Program in Emerging Infectious Diseases, Duke-NUS Graduate Medical School, 8 College Rd., Singapore 169857, Singapore.
J Virol Methods. 2010 Oct;169(1):202-6. doi: 10.1016/j.jviromet.2010.06.013. Epub 2010 Jun 30.
The availability of whole genome sequencing has contributed to many aspects of dengue research, and its use in dengue virus (DENV) surveillance for early epidemic warning has been proposed. Methods to sequence the genomes of individual dengue serotypes have been described previously, but no single method is known to be applicable for all four serotypes. This report describes a method for sequencing the entire genome of all four DENV serotypes. Using tagged oligonucleotide primers designed for the 3' end, viral RNA was reverse transcribed into a cDNA spanning the entire genome of each of the four serotypes (DENV-1 to -4). This was followed by amplification of the entire cDNA in five overlapping amplicons. A sequence tag was added to the sense primer annealing to the 5' UTR sequence and the antisense primer annealing to the 3' UTR sequence to ensure no terminal nucleotides were omitted during PCR. Sixty-one virus isolates were sequenced: 58 DENV-2, one DENV-1, one DENV-4 and one DENV-3 published previously. The method described could be applied readily for viral biology studies and incorporated into proactive dengue virologic surveillance.

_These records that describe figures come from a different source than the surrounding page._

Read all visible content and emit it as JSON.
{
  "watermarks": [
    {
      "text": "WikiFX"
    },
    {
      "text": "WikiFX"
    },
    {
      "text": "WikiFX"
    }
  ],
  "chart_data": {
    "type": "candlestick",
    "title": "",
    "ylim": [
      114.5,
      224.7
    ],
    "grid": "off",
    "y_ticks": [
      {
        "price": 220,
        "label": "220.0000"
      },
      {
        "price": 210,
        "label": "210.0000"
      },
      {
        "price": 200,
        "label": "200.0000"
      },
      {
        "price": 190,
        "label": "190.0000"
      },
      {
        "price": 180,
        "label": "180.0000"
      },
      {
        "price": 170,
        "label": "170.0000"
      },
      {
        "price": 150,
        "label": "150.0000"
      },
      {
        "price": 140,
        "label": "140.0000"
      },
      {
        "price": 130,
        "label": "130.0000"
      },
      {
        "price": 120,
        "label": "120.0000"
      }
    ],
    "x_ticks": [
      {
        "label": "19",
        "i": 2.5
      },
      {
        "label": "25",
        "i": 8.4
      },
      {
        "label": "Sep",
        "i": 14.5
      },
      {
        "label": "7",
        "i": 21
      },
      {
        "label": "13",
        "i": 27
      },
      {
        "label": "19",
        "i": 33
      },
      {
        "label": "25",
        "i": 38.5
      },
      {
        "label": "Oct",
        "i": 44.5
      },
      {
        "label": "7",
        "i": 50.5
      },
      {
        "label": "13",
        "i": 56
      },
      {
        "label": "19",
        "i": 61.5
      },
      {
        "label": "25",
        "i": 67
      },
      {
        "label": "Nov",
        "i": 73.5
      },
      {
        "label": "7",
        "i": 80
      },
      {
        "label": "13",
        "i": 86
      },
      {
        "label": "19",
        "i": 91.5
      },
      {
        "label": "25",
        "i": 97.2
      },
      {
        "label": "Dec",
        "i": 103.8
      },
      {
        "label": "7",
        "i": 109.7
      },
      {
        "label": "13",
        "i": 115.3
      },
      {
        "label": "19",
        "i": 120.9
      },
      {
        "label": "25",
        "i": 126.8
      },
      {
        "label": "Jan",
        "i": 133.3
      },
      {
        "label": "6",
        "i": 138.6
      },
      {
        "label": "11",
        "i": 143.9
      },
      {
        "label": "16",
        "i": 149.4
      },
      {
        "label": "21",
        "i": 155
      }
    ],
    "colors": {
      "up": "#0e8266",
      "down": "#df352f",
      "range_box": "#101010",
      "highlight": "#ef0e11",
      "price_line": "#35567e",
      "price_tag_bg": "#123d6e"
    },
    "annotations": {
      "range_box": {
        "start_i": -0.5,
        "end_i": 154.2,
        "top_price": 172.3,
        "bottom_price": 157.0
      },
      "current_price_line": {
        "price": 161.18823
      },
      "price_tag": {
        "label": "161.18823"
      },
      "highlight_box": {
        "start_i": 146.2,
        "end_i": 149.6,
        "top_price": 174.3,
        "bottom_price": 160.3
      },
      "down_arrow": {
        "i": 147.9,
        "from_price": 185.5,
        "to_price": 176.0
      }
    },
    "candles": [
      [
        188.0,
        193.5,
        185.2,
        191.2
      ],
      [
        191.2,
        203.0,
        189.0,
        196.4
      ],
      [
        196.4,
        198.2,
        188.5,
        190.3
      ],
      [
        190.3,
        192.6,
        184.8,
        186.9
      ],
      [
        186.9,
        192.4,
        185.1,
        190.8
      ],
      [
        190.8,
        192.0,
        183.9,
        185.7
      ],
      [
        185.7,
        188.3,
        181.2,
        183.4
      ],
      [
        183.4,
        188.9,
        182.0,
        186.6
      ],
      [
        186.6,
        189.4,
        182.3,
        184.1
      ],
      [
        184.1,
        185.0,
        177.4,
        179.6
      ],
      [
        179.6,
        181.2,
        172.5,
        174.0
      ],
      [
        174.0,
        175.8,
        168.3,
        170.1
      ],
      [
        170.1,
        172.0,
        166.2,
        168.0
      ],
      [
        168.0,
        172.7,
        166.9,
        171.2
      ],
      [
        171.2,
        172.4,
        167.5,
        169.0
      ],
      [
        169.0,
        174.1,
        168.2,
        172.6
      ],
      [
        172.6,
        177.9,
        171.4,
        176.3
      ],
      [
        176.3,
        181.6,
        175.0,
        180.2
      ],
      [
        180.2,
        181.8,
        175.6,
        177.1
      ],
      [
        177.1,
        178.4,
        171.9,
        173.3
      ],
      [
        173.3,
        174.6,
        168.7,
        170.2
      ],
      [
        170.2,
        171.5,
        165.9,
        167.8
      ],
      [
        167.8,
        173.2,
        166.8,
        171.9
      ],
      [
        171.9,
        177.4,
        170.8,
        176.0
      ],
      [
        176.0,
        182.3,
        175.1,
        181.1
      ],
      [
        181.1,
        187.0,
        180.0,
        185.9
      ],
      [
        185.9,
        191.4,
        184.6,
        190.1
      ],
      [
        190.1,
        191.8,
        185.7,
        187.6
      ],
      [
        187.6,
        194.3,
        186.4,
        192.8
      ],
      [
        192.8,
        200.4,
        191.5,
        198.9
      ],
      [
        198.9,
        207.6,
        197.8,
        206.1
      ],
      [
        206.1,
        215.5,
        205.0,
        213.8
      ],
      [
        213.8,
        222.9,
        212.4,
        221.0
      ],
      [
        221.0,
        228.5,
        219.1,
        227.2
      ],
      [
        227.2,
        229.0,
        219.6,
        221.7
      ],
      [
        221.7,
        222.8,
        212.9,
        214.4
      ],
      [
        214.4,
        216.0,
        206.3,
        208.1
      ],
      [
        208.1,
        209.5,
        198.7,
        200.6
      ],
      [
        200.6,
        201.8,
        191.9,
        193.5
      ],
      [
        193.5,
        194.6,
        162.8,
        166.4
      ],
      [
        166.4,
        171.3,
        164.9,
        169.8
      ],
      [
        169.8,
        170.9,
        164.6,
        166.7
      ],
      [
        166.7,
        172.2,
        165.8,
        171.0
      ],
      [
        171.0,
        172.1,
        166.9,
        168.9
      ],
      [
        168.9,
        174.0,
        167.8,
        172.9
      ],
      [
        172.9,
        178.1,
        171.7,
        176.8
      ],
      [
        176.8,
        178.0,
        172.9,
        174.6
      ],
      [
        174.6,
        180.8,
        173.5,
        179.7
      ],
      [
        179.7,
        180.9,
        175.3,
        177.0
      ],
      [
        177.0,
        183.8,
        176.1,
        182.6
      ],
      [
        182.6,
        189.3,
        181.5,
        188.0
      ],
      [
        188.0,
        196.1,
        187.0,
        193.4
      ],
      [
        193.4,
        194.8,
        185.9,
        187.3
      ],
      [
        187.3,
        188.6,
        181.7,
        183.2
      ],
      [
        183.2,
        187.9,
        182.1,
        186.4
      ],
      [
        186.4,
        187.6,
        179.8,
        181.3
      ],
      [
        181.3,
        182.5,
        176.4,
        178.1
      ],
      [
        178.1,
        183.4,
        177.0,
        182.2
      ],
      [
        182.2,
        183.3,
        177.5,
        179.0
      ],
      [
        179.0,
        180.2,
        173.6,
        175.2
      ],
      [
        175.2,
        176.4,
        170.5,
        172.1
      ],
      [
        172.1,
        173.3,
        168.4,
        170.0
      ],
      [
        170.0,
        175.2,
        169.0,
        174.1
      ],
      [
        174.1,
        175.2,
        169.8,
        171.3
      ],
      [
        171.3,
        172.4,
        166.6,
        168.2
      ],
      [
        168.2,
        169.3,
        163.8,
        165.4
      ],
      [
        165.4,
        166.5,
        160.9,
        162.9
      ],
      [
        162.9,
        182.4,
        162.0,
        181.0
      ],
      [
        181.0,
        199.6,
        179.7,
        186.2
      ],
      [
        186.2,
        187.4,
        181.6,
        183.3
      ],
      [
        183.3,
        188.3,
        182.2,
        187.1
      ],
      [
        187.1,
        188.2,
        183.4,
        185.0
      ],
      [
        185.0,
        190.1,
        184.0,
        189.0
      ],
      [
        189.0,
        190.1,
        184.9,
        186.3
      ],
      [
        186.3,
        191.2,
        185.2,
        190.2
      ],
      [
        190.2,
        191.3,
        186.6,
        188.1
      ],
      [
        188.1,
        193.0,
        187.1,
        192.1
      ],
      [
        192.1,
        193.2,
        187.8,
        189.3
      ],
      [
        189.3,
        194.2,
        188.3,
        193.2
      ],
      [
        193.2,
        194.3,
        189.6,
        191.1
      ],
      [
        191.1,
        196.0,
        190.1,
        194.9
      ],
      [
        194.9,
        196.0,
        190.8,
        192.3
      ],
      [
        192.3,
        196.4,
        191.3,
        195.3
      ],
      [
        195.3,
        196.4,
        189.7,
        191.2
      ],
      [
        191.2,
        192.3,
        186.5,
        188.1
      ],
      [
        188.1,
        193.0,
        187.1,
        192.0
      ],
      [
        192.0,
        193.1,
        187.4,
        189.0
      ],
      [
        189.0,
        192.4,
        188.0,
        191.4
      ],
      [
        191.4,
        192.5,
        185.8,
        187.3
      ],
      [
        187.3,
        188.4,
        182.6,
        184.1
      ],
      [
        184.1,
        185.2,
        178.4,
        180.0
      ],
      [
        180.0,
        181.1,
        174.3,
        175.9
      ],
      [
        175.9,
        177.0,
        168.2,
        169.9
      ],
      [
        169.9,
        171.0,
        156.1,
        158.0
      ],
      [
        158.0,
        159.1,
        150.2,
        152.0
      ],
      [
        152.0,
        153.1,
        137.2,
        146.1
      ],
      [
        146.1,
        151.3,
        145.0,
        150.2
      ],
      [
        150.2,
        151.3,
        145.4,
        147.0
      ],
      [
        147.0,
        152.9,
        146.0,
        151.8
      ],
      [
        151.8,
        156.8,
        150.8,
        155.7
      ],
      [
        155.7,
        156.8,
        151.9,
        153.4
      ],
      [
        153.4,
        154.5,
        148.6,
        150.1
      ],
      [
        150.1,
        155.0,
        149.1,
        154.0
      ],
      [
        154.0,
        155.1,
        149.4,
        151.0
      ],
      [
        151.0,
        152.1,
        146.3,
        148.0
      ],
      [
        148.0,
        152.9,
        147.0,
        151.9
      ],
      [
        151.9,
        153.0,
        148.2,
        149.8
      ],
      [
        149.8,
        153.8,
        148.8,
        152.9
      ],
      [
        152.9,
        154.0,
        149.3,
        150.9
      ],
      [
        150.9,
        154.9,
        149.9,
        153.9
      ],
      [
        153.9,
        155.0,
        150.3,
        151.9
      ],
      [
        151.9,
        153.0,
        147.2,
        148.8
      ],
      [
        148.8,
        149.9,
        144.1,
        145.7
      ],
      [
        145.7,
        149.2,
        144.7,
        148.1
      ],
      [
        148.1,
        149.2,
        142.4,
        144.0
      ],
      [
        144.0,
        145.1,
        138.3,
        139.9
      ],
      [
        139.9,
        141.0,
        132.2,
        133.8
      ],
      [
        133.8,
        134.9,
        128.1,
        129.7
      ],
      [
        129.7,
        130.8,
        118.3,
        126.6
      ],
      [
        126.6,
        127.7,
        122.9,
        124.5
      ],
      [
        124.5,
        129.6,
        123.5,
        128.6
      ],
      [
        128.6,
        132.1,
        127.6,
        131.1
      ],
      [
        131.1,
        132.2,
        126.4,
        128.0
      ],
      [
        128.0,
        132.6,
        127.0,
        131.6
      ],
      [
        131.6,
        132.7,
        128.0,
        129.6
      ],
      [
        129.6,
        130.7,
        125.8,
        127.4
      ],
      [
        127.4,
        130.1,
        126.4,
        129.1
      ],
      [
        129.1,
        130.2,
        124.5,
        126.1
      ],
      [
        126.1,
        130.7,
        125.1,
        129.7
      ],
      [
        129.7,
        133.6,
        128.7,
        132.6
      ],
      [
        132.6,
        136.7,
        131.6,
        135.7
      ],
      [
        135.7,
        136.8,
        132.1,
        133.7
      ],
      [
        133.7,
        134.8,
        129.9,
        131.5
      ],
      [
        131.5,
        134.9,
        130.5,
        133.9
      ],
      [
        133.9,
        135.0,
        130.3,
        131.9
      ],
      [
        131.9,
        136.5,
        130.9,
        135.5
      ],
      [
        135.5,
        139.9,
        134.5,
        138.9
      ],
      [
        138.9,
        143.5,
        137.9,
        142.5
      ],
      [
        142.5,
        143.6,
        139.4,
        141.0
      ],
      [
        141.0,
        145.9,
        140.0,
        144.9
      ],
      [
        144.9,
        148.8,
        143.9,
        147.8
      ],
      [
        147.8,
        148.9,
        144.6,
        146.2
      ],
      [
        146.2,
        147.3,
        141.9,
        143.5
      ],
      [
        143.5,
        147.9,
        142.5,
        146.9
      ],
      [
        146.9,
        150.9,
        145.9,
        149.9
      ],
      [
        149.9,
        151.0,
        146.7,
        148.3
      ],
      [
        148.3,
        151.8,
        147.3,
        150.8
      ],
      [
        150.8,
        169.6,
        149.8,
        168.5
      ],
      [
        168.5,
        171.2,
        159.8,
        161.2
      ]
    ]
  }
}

全基因组测序的出现促进了登革热研究的许多方面,有人提议将其用于登革热病毒(DENV)监测以实现早期疫情预警。先前已经描述了对个别登革热血清型进行基因组测序的方法,但没有一种方法被认为适用于所有四种血清型。本报告介绍了一种对所有四种 DENV 血清型进行全基因组测序的方法。使用针对 3' 末端设计的标记寡核苷酸引物,将病毒 RNA 反转录成 cDNA,该 cDNA 跨越了所有四种血清型(DENV-1 至 -4)的整个基因组。随后,通过五个重叠的扩增子对整个 cDNA 进行扩增。在与 5' UTR 序列退火的正链引物和与 3' UTR 序列退火的反链引物上添加一个序列标签,以确保在 PCR 过程中不会省略末端核苷酸。对 61 个病毒分离株进行了测序:58 个 DENV-2、1 个 DENV-1、1 个 DENV-4 和 1 个之前发表的 DENV-3。描述的方法可以很容易地应用于病毒生物学研究,并纳入主动登革热病毒学监测。